Abramowitz seems to think that merely describing capitalism at work 
like a dutiful student in Cultural Studies 101  counts as a kind of
critique. “No, she’s not just another blond bimbo with a big smile,”
Abramowitz writes. “She’s a cash machine.” Apparently, cash machines are
big with the girls of today: “She professes not to care how others see her,
and therein lies her appeal as a Generation X icon: she has no seeming
allegiances to anything greater than the spirit of Jenny.”
Well, more power to her. But the New York Times should know better than
to attempt to wrap this sub-People fare in a “feminist” package.
Ironically, though the editors purport to be reporting on those idolized by
the culture, the heroines that many girls really doworship 
women from singer Ani Difranco to rapper-turned-actress Queen Latifah 
don’t get a mention. Musicians, of course, are the ultimate icons to the
young, but the only rock star profiled in the magazine is Tina Turner. Instead of Patti Smith, we get Patsy Kline.
The contributors tend to justify their selections with vapid aphorisms.
“What is the difference between a literary icon and an ordinary writer?”
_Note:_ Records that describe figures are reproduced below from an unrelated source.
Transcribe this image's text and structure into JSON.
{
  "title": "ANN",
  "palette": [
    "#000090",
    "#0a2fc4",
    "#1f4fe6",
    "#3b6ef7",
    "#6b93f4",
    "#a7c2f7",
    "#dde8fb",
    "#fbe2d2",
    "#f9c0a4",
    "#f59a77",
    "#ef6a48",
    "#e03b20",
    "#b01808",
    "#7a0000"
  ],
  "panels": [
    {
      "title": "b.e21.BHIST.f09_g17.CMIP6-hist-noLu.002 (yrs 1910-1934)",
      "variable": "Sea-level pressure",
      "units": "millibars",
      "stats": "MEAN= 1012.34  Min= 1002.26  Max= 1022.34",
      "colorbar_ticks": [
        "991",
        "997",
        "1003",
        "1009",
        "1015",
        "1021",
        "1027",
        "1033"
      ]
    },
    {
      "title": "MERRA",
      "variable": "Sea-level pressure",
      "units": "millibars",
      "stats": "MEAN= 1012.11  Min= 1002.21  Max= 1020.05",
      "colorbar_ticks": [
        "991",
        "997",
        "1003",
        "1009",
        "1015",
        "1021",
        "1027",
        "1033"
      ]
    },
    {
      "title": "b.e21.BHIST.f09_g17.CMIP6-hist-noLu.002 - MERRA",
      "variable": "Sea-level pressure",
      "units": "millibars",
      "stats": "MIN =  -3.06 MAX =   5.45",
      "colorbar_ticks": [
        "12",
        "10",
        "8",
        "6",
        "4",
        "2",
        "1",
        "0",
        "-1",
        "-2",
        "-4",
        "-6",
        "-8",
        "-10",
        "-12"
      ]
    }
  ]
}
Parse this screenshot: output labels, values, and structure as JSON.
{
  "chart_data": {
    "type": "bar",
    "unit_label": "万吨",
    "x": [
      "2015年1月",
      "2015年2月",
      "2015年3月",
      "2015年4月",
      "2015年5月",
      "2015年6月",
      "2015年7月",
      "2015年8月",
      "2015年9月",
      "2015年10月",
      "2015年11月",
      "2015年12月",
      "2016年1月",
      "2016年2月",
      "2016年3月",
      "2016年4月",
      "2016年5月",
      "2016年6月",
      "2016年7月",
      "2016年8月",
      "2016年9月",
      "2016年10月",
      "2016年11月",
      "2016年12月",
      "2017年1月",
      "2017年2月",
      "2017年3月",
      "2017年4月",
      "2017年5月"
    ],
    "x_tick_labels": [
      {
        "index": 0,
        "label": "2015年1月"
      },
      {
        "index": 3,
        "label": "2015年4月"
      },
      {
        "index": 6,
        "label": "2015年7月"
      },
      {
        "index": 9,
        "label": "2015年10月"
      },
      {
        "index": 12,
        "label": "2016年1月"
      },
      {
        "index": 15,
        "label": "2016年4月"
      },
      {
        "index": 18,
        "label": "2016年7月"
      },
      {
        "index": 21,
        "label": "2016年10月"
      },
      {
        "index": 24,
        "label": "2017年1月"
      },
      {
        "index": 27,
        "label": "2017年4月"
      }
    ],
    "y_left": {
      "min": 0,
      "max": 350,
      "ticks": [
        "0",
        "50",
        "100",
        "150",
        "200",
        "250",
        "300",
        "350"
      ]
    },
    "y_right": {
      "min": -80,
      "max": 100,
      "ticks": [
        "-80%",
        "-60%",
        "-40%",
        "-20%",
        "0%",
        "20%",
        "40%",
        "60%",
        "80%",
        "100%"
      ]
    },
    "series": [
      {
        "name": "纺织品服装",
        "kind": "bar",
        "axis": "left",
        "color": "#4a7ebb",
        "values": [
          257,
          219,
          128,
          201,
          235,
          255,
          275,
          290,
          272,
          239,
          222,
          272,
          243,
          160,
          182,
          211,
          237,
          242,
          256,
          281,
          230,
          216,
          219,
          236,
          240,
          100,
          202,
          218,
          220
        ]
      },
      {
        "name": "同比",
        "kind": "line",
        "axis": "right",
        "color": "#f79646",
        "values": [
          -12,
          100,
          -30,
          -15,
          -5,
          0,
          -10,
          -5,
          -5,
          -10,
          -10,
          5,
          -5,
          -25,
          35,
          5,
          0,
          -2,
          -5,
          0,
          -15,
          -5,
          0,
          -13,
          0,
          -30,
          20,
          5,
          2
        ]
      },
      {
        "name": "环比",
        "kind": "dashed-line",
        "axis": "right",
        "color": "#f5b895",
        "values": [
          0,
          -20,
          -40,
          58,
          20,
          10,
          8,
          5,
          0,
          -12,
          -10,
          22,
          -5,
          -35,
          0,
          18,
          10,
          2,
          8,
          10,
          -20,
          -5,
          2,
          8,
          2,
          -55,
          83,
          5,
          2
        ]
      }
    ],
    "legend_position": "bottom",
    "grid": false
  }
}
Cynthia Ozick plaintively asks. “The writer is sometimes read, the icon
almost never.” Is this really true? What about the male writer-icons, from
James Joyce to Jack Kerouac, whose works are devoured by their disciples?
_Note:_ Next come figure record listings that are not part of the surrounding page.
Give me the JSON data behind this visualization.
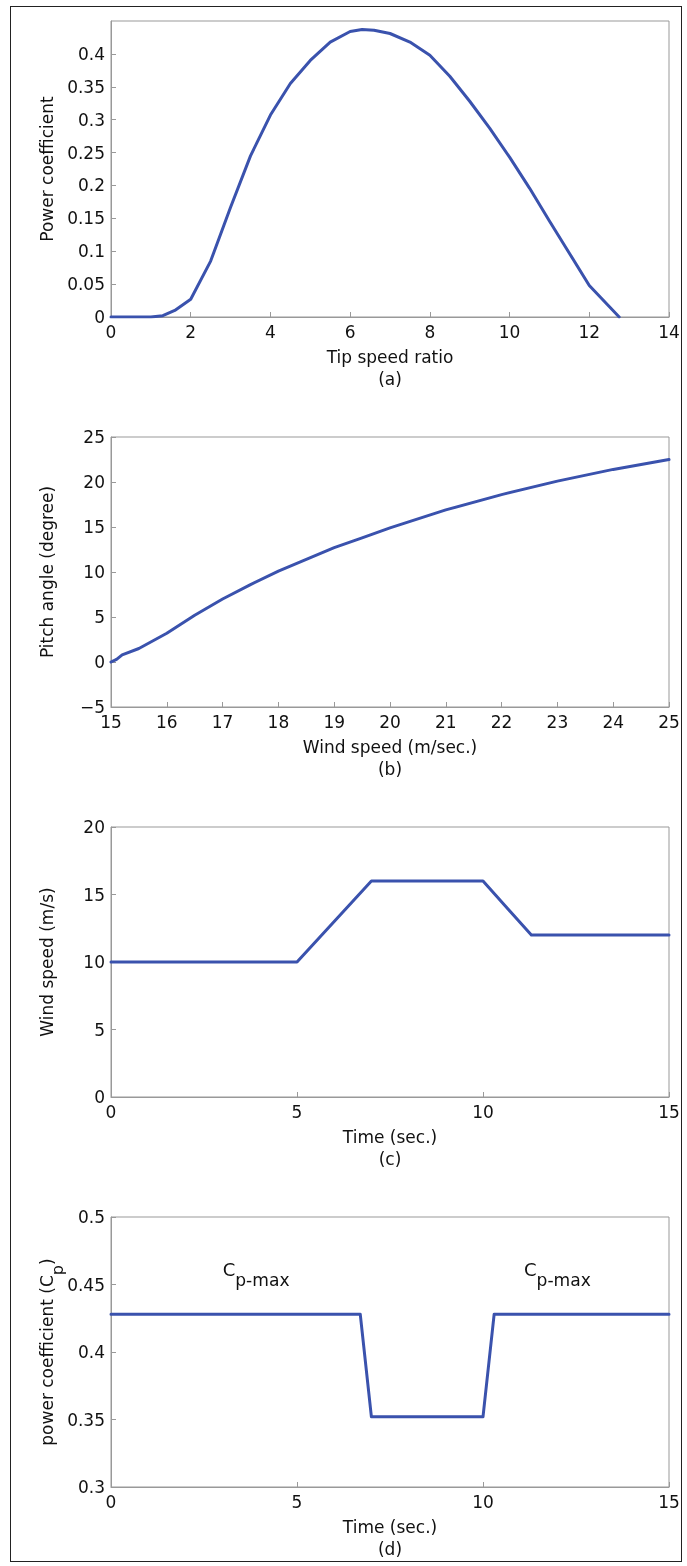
{
  "chart_data": [
    {
      "type": "line",
      "xlabel": "Tip speed ratio",
      "ylabel": "Power coefficient",
      "annotations": [
        "(a)"
      ],
      "grid": false,
      "marker": "none",
      "line_style": "solid",
      "xlim": [
        0,
        14
      ],
      "xticks": [
        0,
        2,
        4,
        6,
        8,
        10,
        12,
        14
      ],
      "ylim": [
        0,
        0.45
      ],
      "yticks": [
        0,
        0.05,
        0.1,
        0.15,
        0.2,
        0.25,
        0.3,
        0.35,
        0.4
      ],
      "series": [
        {
          "color": "#3a52ad",
          "x": [
            0,
            1,
            1.3,
            1.6,
            2,
            2.5,
            3,
            3.5,
            4,
            4.5,
            5,
            5.5,
            6,
            6.3,
            6.6,
            7,
            7.5,
            8,
            8.5,
            9,
            9.5,
            10,
            10.5,
            11,
            11.5,
            12,
            12.5,
            12.75
          ],
          "values": [
            0,
            0,
            0.002,
            0.01,
            0.027,
            0.085,
            0.167,
            0.245,
            0.307,
            0.355,
            0.39,
            0.418,
            0.434,
            0.437,
            0.436,
            0.431,
            0.418,
            0.398,
            0.366,
            0.328,
            0.287,
            0.243,
            0.196,
            0.146,
            0.097,
            0.048,
            0.016,
            0
          ]
        }
      ]
    },
    {
      "type": "line",
      "xlabel": "Wind speed (m/sec.)",
      "ylabel": "Pitch angle (degree)",
      "annotations": [
        "(b)"
      ],
      "grid": false,
      "marker": "none",
      "line_style": "solid",
      "xlim": [
        15,
        25
      ],
      "xticks": [
        15,
        16,
        17,
        18,
        19,
        20,
        21,
        22,
        23,
        24,
        25
      ],
      "ylim": [
        -5,
        25
      ],
      "yticks": [
        {
          "value": -5,
          "label": "−5"
        },
        0,
        5,
        10,
        15,
        20,
        25
      ],
      "series": [
        {
          "color": "#3a52ad",
          "x": [
            15,
            15.1,
            15.2,
            15.5,
            16,
            16.5,
            17,
            17.5,
            18,
            18.5,
            19,
            19.5,
            20,
            21,
            22,
            23,
            24,
            25
          ],
          "values": [
            0,
            0.3,
            0.8,
            1.5,
            3.2,
            5.2,
            7,
            8.6,
            10.1,
            11.4,
            12.7,
            13.8,
            14.9,
            16.9,
            18.6,
            20.1,
            21.4,
            22.5
          ]
        }
      ]
    },
    {
      "type": "line",
      "xlabel": "Time (sec.)",
      "ylabel": "Wind speed (m/s)",
      "annotations": [
        "(c)"
      ],
      "grid": false,
      "marker": "none",
      "line_style": "solid",
      "xlim": [
        0,
        15
      ],
      "xticks": [
        0,
        5,
        10,
        15
      ],
      "ylim": [
        0,
        20
      ],
      "yticks": [
        0,
        5,
        10,
        15,
        20
      ],
      "series": [
        {
          "color": "#3a52ad",
          "x": [
            0,
            5,
            7,
            10,
            11.3,
            15
          ],
          "values": [
            10,
            10,
            16,
            16,
            12,
            12
          ]
        }
      ]
    },
    {
      "type": "line",
      "xlabel": "Time (sec.)",
      "ylabel": "power coefficient (C$_{p}$)",
      "annotations": [
        "(d)",
        "C$_{p-max}$",
        "C$_{p-max}$"
      ],
      "grid": false,
      "marker": "none",
      "line_style": "solid",
      "xlim": [
        0,
        15
      ],
      "xticks": [
        0,
        5,
        10,
        15
      ],
      "ylim": [
        0.3,
        0.5
      ],
      "yticks": [
        0.3,
        0.35,
        0.4,
        0.45,
        0.5
      ],
      "series": [
        {
          "color": "#3a52ad",
          "x": [
            0,
            6.7,
            7,
            10,
            10.3,
            15
          ],
          "values": [
            0.428,
            0.428,
            0.352,
            0.352,
            0.428,
            0.428
          ]
        }
      ]
    }
  ]
}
Never mind. Women are about image, not substance.
Some of the Times’ contributors are openly hostile to their subjects
 and to those who appreciate them. Dan Hofstadter’s profile of Frida
Kahlo is more insulting than informative. “Kahlo’s worldwide constituency
is composed not only of Mexicans and other Latinos but also of art
students, leftists, feminists, the genuinely ill, the merely miserable,”
Hofstadter glibly opines  transforming Kahlo from an icon of
artistic suffering into one of mediocre degeneracy.
Old movie stars (from Audrey Hepburn to Mae West), get a little more
respect  as does Margaret Thatcher. Indeed, after reading Brenda
Maddox’s profile of the Iron Lady, someone who had never seen a picture of
Thatcher might come to believe that she was some sort of British Evita.
Maddox quotes Francois Mitterrand: “Ms. Thatcher has the eyes of Caligula
and the mouth of Marilyn Monroe.”
To whom is this bland smorgasbord of possibilities supposed to appeal?
As Brubach explains, “Kate Axelrod, the 11-year old on our cover, stands
not only for the girls of her generation, whose identities are in the
formative stages, but for women of all ages, who tend to regard themselves
as works in progress.”
Apparently, then, the “icon” for womankind is a child.